SPAdes
The current version of SPAdes works with Illumina or IonTorrent reads and is capable of providing hybrid assemblies using PacBio, Oxford Nanopore and Sanger reads. You can also provide additional contigs that will be used as long reads.
Install
wget https://cab.spbu.ru/files/hicSPAdes/hicSPAdes-binner-0.1.tar.gz
tar -xzf hicSPAdes-binner-0.1.tar.gz
cd hicSPAdes-binner-0.1
mkdir build
cd build
cmake ../src -Wno-dev
make hicspades-binner
wget https://cab.spbu.ru/files/release3.15.4/SPAdes-3.15.4-Linux.tar.gz
tar -xzf SPAdes-3.15.4-Linux.tar.gz
export PATH=/mnt/d/WSL_dir/workdir/hicSPAdes-binner-0.1/build/bin:/mnt/d/WSL_dir/workdir/hicSPAdes-binner-0.1/build/SPAdes-3.15.4-Linux/bin:$PATH
SPAdes
Usage
spades.py -o out_dir -1 E.R1.fq.gz -2 E.R2.fq.gz
spades.py -o out_dir -1 E.R1.fq.gz -2 E.R2.fq.gz --pacbio E.pacbio.fq.gz
spades.py -o out_dir -1 E.R1.fq.gz -2 E.R2.fq.gz --nanopore E.nano.fq.gz
# --careful --disable-gzip-output --threads 24 --memory 150(是GB)

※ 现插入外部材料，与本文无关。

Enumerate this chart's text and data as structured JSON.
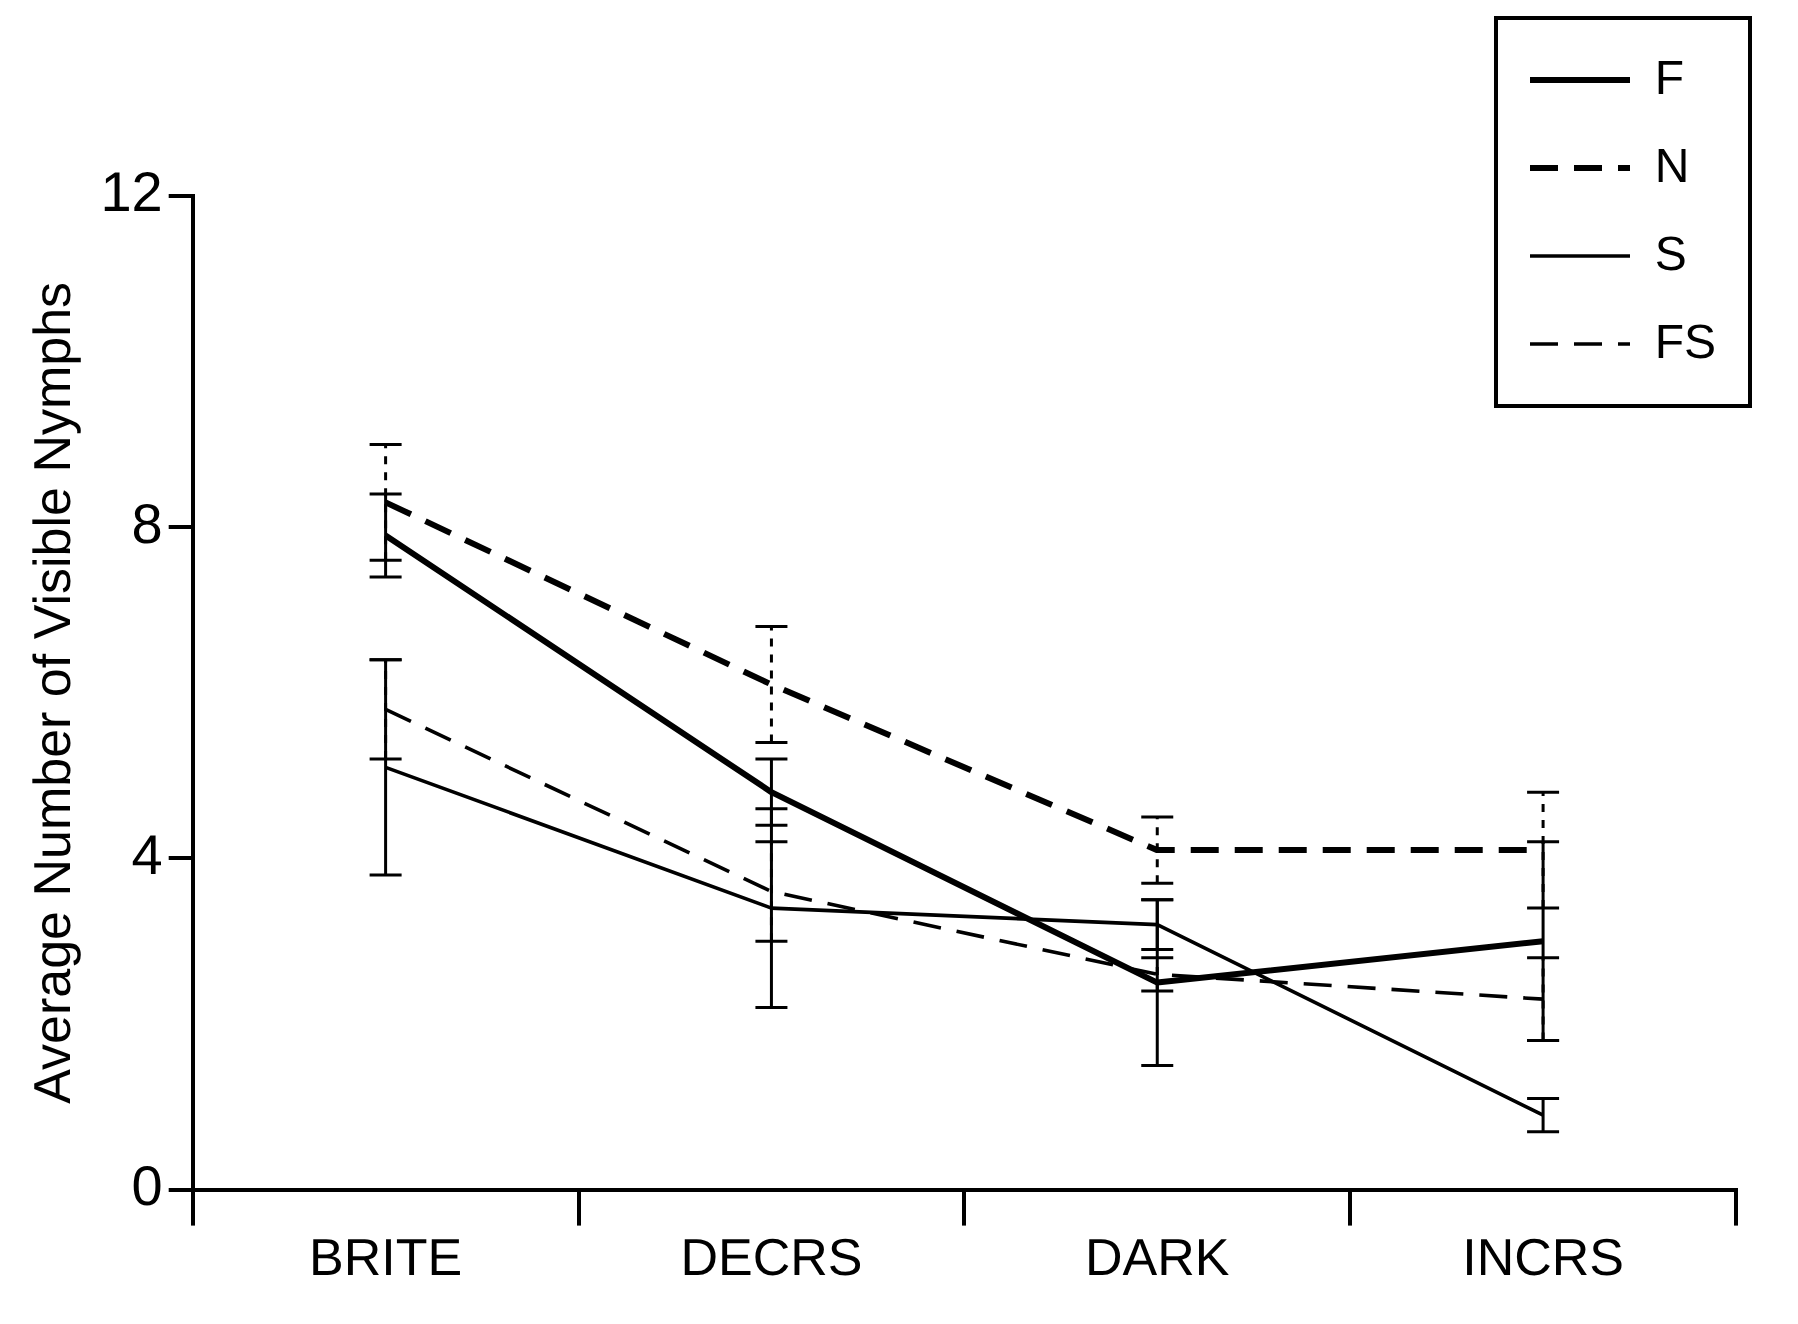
{
  "chart_data": {
    "type": "line",
    "ylabel": "Average Number of Visible Nymphs",
    "categories": [
      "BRITE",
      "DECRS",
      "DARK",
      "INCRS"
    ],
    "ylim": [
      0,
      12
    ],
    "yticks": [
      0,
      4,
      8,
      12
    ],
    "legend": "top right",
    "marker": "none",
    "series": [
      {
        "name": "F",
        "color": "#000000",
        "line_style": "solid",
        "values": [
          7.9,
          4.8,
          2.5,
          3.0
        ],
        "errors": [
          0.5,
          0.4,
          1.0,
          1.2
        ]
      },
      {
        "name": "N",
        "color": "#000000",
        "line_style": "dashed",
        "values": [
          8.3,
          6.1,
          4.1,
          4.1
        ],
        "errors": [
          0.7,
          0.7,
          0.4,
          0.7
        ]
      },
      {
        "name": "S",
        "color": "#000000",
        "line_style": "solid",
        "values": [
          5.1,
          3.4,
          3.2,
          0.9
        ],
        "errors": [
          1.3,
          1.2,
          0.3,
          0.2
        ]
      },
      {
        "name": "FS",
        "color": "#000000",
        "line_style": "dashed",
        "values": [
          5.8,
          3.6,
          2.6,
          2.3
        ],
        "errors": [
          0.6,
          0.6,
          0.2,
          0.5
        ]
      }
    ]
  }
}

得到默认命名的scaffolds.fasta,可以重新命名; 其中输出的Header示例:
>NODE_1_length_535588_cov_260.739
## 可以基于此筛选:放弃coverage<30的序列,length<500的序列
也可以加入其它软件生成的contigs(作为seed?):
--trusted-contigs high_quality_ctgs.fa
--untrusted-contigs low_quality_ctgs.fa
Other Modes
--isolate this flag is highly recommended for high-coverage isolate and multi-cell data
--sc this flag is required for MDA (single-cell) data
--meta this flag is required for metagenomic data
--bio this flag is required for biosyntheticSPAdes mode
--corona this flag is required for coronaSPAdes mode
--rna this flag is required for RNA-Seq data
--plasmid runs plasmidSPAdes pipeline for plasmid detection
--metaviral runs metaviralSPAdes pipeline for virus detection
--metaplasmid runs metaplasmidSPAdes pipeline for plasmid detection in metagenomic datasets (equivalent for --meta --plasmid)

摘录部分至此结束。